Die im Juni gleich zweimal wegen Gewitter abgesagte Serenade holten die Erleinsbacher Musikanten unter der Leitung von Michael Seufert nach und diesmal klappte alles. Der erste Teil des Konzertes bot eine bunte Auswahl an Musikwerken für Blaskapellen, vom Tannmarsch von Andreas Hager, über die Toselli-Serenade, den Blue Tango von Leroy Anderson bis hin zu den „Songs from the Highlands“, die Michael Seufert zusammengestellt hatte. Besonderen Beifall ernteten der Dirigent und Margit Ott mit ihrem Duett „Was uns die Erde alles gibt“ von Erich Weber und die fünf Nachwuchsschlagzeuger der Erleinsbacher bei ihrer „Drum Time“ von Wim Laseroms.
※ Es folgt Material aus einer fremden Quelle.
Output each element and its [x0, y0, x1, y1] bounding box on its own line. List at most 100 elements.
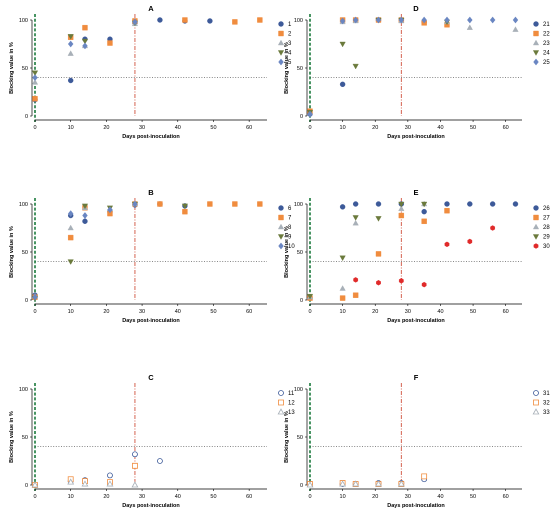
series-26: [307, 201, 519, 301]
data-point: [257, 201, 263, 207]
series-24: [306, 17, 451, 116]
y-axis-label: Blocking value in %: [9, 411, 15, 463]
x-tick-label: 60: [246, 125, 252, 131]
legend-label: 7: [288, 216, 292, 222]
data-point: [375, 216, 382, 222]
data-point: [257, 17, 263, 23]
series-33: [306, 480, 405, 488]
x-tick-label: 30: [139, 125, 145, 131]
data-point: [339, 17, 346, 25]
legend: 26 27 28 29 30: [532, 205, 550, 250]
data-point: [489, 201, 496, 207]
series-7: [32, 201, 263, 300]
data-point: [181, 203, 189, 210]
data-point: [489, 16, 496, 24]
legend-marker: [532, 39, 540, 46]
legend-marker: [278, 30, 284, 37]
x-tick-label: 50: [210, 494, 216, 500]
legend-label: 31: [543, 391, 550, 397]
data-point: [31, 481, 39, 488]
legend-label: 8: [288, 225, 292, 231]
data-point: [352, 480, 360, 487]
legend-marker: [533, 214, 539, 221]
x-axis-label: Days post-inoculation: [122, 318, 180, 324]
data-point: [398, 201, 405, 208]
data-point: [67, 77, 74, 84]
x-tick-label: 10: [68, 309, 74, 315]
x-axis-label: Days post-inoculation: [122, 503, 180, 509]
x-tick-label: 0: [308, 309, 311, 315]
legend: 21 22 23 24 25: [532, 21, 550, 66]
series-22: [307, 17, 450, 114]
data-point: [32, 293, 38, 301]
data-point: [444, 16, 450, 24]
legend: 11 12 13: [277, 390, 295, 416]
y-tick-label: 50: [22, 250, 28, 256]
legend-label: 9: [288, 235, 292, 241]
y-tick-label: 0: [25, 298, 28, 304]
data-point: [352, 201, 359, 207]
legend-marker: [533, 21, 539, 27]
legend: 6 7 8 9 10: [277, 205, 295, 250]
data-point: [107, 472, 113, 479]
legend-label: 6: [288, 206, 292, 212]
x-tick-label: 20: [372, 494, 378, 500]
data-point: [376, 279, 381, 286]
data-point: [467, 238, 473, 245]
legend-marker: [532, 50, 540, 56]
panel-c: C 0 50 100 0 10 20 30 40 50 60 Days post-inoculatio…: [9, 373, 295, 509]
data-point: [67, 50, 74, 56]
legend-label: 28: [543, 225, 550, 231]
legend-marker: [532, 408, 540, 415]
data-point: [398, 16, 405, 24]
x-tick-label: 10: [340, 125, 346, 131]
data-point: [67, 234, 74, 241]
data-point: [339, 255, 346, 262]
series-23: [306, 17, 519, 116]
x-tick-label: 30: [139, 309, 145, 315]
data-point: [444, 241, 450, 248]
series-32: [307, 473, 428, 487]
y-axis-label: Blocking value in %: [284, 42, 290, 94]
data-point: [32, 96, 38, 102]
data-point: [421, 281, 427, 288]
data-point: [157, 201, 163, 207]
x-tick-label: 40: [175, 494, 181, 500]
y-tick-label: 0: [300, 298, 303, 304]
data-point: [444, 208, 450, 214]
data-point: [466, 24, 473, 30]
series-25: [307, 16, 519, 118]
legend-marker: [532, 223, 540, 230]
panel-title: E: [413, 188, 418, 197]
x-tick-label: 30: [405, 125, 411, 131]
legend: 31 32 33: [532, 390, 550, 416]
x-tick-label: 0: [33, 309, 36, 315]
data-point: [512, 201, 519, 207]
y-axis-label: Blocking value in %: [284, 411, 290, 463]
x-tick-label: 10: [340, 309, 346, 315]
data-point: [375, 201, 382, 207]
legend-label: 33: [543, 410, 550, 416]
legend-marker: [277, 223, 285, 230]
legend-marker: [278, 214, 284, 221]
data-point: [182, 208, 188, 215]
legend-label: 30: [543, 244, 550, 250]
x-tick-label: 50: [470, 309, 476, 315]
data-point: [398, 212, 405, 219]
data-point: [81, 38, 89, 45]
x-tick-label: 30: [405, 494, 411, 500]
data-point: [182, 17, 188, 23]
series-5: [32, 18, 138, 82]
y-tick-label: 0: [25, 114, 28, 120]
series-11: [32, 451, 163, 488]
data-point: [132, 451, 138, 458]
data-point: [339, 480, 347, 487]
y-tick-label: 0: [300, 483, 303, 489]
x-tick-label: 10: [340, 494, 346, 500]
data-point: [397, 480, 405, 487]
x-axis-label: Days post-inoculation: [387, 318, 445, 324]
legend-marker: [278, 205, 284, 211]
data-point: [82, 212, 88, 219]
data-point: [467, 16, 473, 24]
Der zweite Teil des Abends gehörte durchgängig der Böhmischen Musik und hier wurden im gekonnten Wechsel Märsche und Polkas geboten, z. B. der Castaldo-Marsch von Rudolf Nováèek, „Im Altweibersommer“ und „Auf'm Rentnersbänkla“ von Michael Seufert, aber auch Klassiker wie „Eine stille Stunde“ von Ernst Mosch. Mit der Bodensee-Polka, der Katharinen-Polka und dem Titel „Böhmische Liebe“ von Mathias Rauch kamen alle Freunde Böhmischer Blasmusik auf ihre Kosten.
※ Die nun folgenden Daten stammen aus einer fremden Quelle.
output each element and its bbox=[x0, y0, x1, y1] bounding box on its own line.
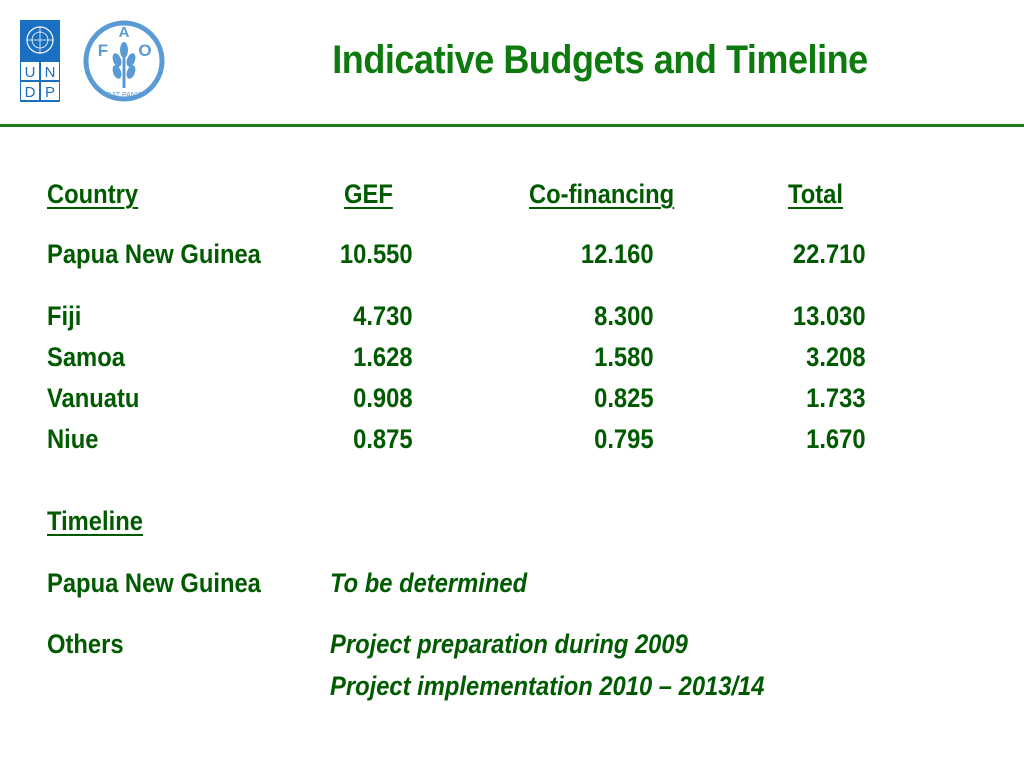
row-samoa-cofinancing: 1.580 bbox=[594, 342, 654, 372]
fao-letter-a: A bbox=[119, 24, 130, 41]
row-niue-country: Niue bbox=[47, 424, 99, 454]
title-divider bbox=[0, 124, 1024, 127]
timeline-heading: Timeline bbox=[47, 506, 143, 536]
row-vanuatu-total: 1.733 bbox=[806, 383, 866, 413]
fao-letter-o: O bbox=[138, 41, 151, 60]
header-cofinancing: Co-financing bbox=[529, 179, 675, 209]
row-samoa-gef: 1.628 bbox=[353, 342, 413, 372]
header-country: Country bbox=[47, 179, 139, 209]
fao-logo: F A O FIAT PANIS bbox=[83, 20, 165, 102]
undp-letter-u: U bbox=[25, 64, 36, 81]
page-title: Indicative Budgets and Timeline bbox=[332, 38, 868, 82]
row-samoa-total: 3.208 bbox=[806, 342, 866, 372]
undp-letter-p: P bbox=[45, 84, 55, 101]
timeline-others-implementation: Project implementation 2010 – 2013/14 bbox=[330, 671, 765, 701]
row-fiji-cofinancing: 8.300 bbox=[594, 301, 654, 331]
timeline-png-label: Papua New Guinea bbox=[47, 568, 261, 598]
row-vanuatu-cofinancing: 0.825 bbox=[594, 383, 654, 413]
undp-letter-d: D bbox=[25, 84, 36, 101]
row-png-cofinancing: 12.160 bbox=[581, 239, 654, 269]
row-fiji-total: 13.030 bbox=[793, 301, 866, 331]
row-niue-cofinancing: 0.795 bbox=[594, 424, 654, 454]
timeline-others-preparation: Project preparation during 2009 bbox=[330, 629, 688, 659]
row-vanuatu-gef: 0.908 bbox=[353, 383, 413, 413]
timeline-others-label: Others bbox=[47, 629, 124, 659]
fao-motto: FIAT PANIS bbox=[106, 92, 143, 99]
row-niue-gef: 0.875 bbox=[353, 424, 413, 454]
row-niue-total: 1.670 bbox=[806, 424, 866, 454]
timeline-png-value: To be determined bbox=[330, 568, 528, 598]
row-png-country: Papua New Guinea bbox=[47, 239, 261, 269]
row-png-gef: 10.550 bbox=[340, 239, 413, 269]
header-total: Total bbox=[788, 179, 843, 209]
row-fiji-gef: 4.730 bbox=[353, 301, 413, 331]
row-png-total: 22.710 bbox=[793, 239, 866, 269]
row-vanuatu-country: Vanuatu bbox=[47, 383, 140, 413]
row-samoa-country: Samoa bbox=[47, 342, 125, 372]
undp-letter-n: N bbox=[45, 64, 56, 81]
header-gef: GEF bbox=[344, 179, 393, 209]
undp-logo: U N D P bbox=[20, 20, 60, 102]
row-fiji-country: Fiji bbox=[47, 301, 82, 331]
fao-letter-f: F bbox=[98, 41, 108, 60]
Eigentlich wollte der Dirigent mit „Auf Wiedersehen bei Blasmusik“ gemeinsam mit Margit Ott das Finale einleiten, doch das Publikum forderte Zugaben. Peter Weidinger hatte gekonnt durch den Abend geleitet und bekam ebenso Worte des Dankes von Robert Orth, dem Vorstand des Musikvereins, wie Dirigent Michael Seufert.